Yesterday, my dear old friend Lauren and I went for ride. We rode down I-85 to South Carolina and spent some time with a college friend of hers. She had given birth to a teeny,tiny, baby girl and since that day well over 2 months ago, has kept a vigil beside her little bed in the NICU. Such a tiny little thing, even now, nearly at her due date, she is small enough to fit in one of my hands. The day she was born, her little fingers were like threads and everyone held their breath, feeling like even too forceful of an exhale may blow out this little Ember of a light that flickered.
My friend Lauren is no stranger to a NICU. Her baby boy was in one for 8 weeks and she maneuvered the tricky slope of fear, anger, helplessness and finally trust. But today is “not about me” she tells me as we talk about those days 5 years ago. Or is it? Because I’m pretty sure I would not be here, in this place today, a Wednesday afternoon at 5 o’ clock were it not for Lauren. Somehow she can feel the anxiety that I see on the face of this mom. She takes a deep breath and remembers the bone weary fatigue that lays heavy on the shoulders of this friend. So maybe, it is about her in some ways, but I don’t tell her that because some things don’t always need to be shared.
I listen to this mom that I hardly know tell me the story of her delivery, of the scary moments and the ones since. She shows me pictures of this tiny thing and laughs and says “This is when she looked like ET”. I smile and in my mind I agree, partially marveling at the wonder of how something so tiny and so fragile could live and partially agreeing with her mom. But I just nod, because some things don’t always need to be shared.
I decide after a while into our visit, that these two women are members of some sort of brave tribe to which I, thankfully, have not been invited. I see the unspoken words pass between them and part of me wants to grab them both in a vicious hug and assure them that everything is going to turn out perfectly. I want to pull that sweet baby out of her isolet and put her in her mama’s arms and drive them home. Because babies need mamas and not much else. But instead I just swallow and say something trivial because what is in my heart I cannot say. Some things don’t always need to be shared.
I pray for this little love as she lies there, all pink with a fluff of blondish brown hair peeking from under the knit cap we bring her. She squirms and stretches and lets out a little cry as we ask God to strengthen her and raise her up. Her mom is tired and sick of this place. I want to take her hands and tell her something profound like “God has plans to prosper her” or “God is going to do something mighty with this baby girl” but instead I just smile at her mom and say “I’m praying for her”, because everything I really want to say I don’t….not now…. not here. I tell the mom that I will pray for her and her seven other littles at home. We pray for strength and for faith. I know in my heart that this is all part of a bigger plan, that God is actively at work even when it seems He is cruelly silent. I have a feeling even now he is working, working in this mama’s heart. But I don’t say that to her mama. Not today.
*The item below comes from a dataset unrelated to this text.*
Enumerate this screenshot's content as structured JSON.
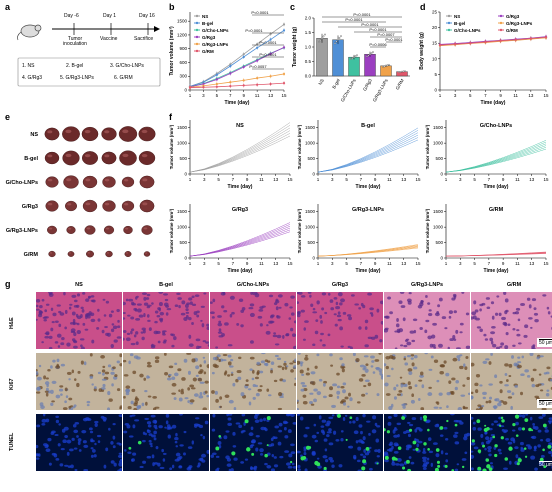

Some things don’t always need to be shared.
Lauren and I talk all the way home down I-85. We share what God is teaching us. What He has called us to share and what He wants us to keep tucked inside our spirits for now. We talk about the “greater thing” God is working out for the mama and her baby and we agree that indeed, this is a chapter in a beautiful story He is authoring called life. I watch my friend as she tells me of her little boy who once struggled in a NICU but now splashes on the steps of the pool and laughs and runs and knows more about dinosaurs than I ever will. I wonder in my heart, “Why were my girls healthy and theirs were not? I wonder why faith is difficult to come by in some stretches of life and flows freely in others?”
I don’t ask Lauren. I know what she will say. She will say “I have no idea, but I guess that’s why they call it faith. Some things, even by God to us, don’t always need to be shared.